Australia’s bestselling babycare book is loved by thousands of new parents every year. With expert advice for the first twelve months of every baby’s life and full of Robin Barker’s wisdom and humour, this classic guide has been fully revised, including new material on car safety and updates on circumcision, safe sleeping and controlled crying.

3.The Natural Child (Hunt & O’Mara)

Parenting from the heart feels right. Yet conflicting theories about parenting abound, and many of them counsel the use of strict methods to control and coerce your child that don’t seem natural, or even loving.

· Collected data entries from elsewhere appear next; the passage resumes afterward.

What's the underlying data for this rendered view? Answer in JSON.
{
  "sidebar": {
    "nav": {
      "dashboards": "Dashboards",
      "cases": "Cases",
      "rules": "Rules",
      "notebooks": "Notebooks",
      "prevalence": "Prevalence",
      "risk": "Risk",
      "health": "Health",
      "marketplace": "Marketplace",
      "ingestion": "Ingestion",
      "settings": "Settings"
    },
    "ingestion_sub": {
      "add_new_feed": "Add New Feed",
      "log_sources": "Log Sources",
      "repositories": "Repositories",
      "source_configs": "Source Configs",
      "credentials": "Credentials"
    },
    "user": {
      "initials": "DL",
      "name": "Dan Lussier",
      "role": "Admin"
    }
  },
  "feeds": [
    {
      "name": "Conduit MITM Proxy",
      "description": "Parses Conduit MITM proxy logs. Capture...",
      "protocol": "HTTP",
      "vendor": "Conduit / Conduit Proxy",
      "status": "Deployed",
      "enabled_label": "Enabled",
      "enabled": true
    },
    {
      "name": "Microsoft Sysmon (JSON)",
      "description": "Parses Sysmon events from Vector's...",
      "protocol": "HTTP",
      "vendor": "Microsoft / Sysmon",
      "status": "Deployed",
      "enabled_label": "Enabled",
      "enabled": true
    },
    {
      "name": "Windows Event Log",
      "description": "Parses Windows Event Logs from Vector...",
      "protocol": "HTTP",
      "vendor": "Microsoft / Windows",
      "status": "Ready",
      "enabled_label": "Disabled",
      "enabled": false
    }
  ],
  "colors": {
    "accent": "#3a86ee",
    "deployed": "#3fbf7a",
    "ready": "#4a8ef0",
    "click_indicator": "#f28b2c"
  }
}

This book makes a compelling case for a return to attachment parenting, a child-rearing approach that has come naturally for parents throughout most of human history. In this insightful guide, parenting specialist Jan Hunt links together attachment parenting principles with child advocacy and homeschooling philosophies, offering a consistent approach to raising a loving, trusting and confident child.

A great sleep book

4.Helping Your Baby To Sleep (Gethin and Macgregor)

In Helping Your Baby to Sleep, authors Beth Macgregor and Anni Gethin argue that this ‘controlled crying’ approach is detrimental for children and can have serious long-term effects. This practice produces anxiety in both parent and child and creates a burden of stress on babies with which they are ill-equipped to cope. In this groundbreaking book, the authors present important research into babies’ emotional and brain development, and offer gentle sleep techniques that take into account a baby’s natural sleep habits.

And a great sex book

5.You really can’t go past Rekindling by Martin Snellen.

Melbourne psychiatrist Martien Snellen explores issues around the myriad of relationship changes after the birth of a child. He offers frank and practical advice about getting passion back into the lives of new parents, using a blend of humour, anecdotes, science, psychology and common sense.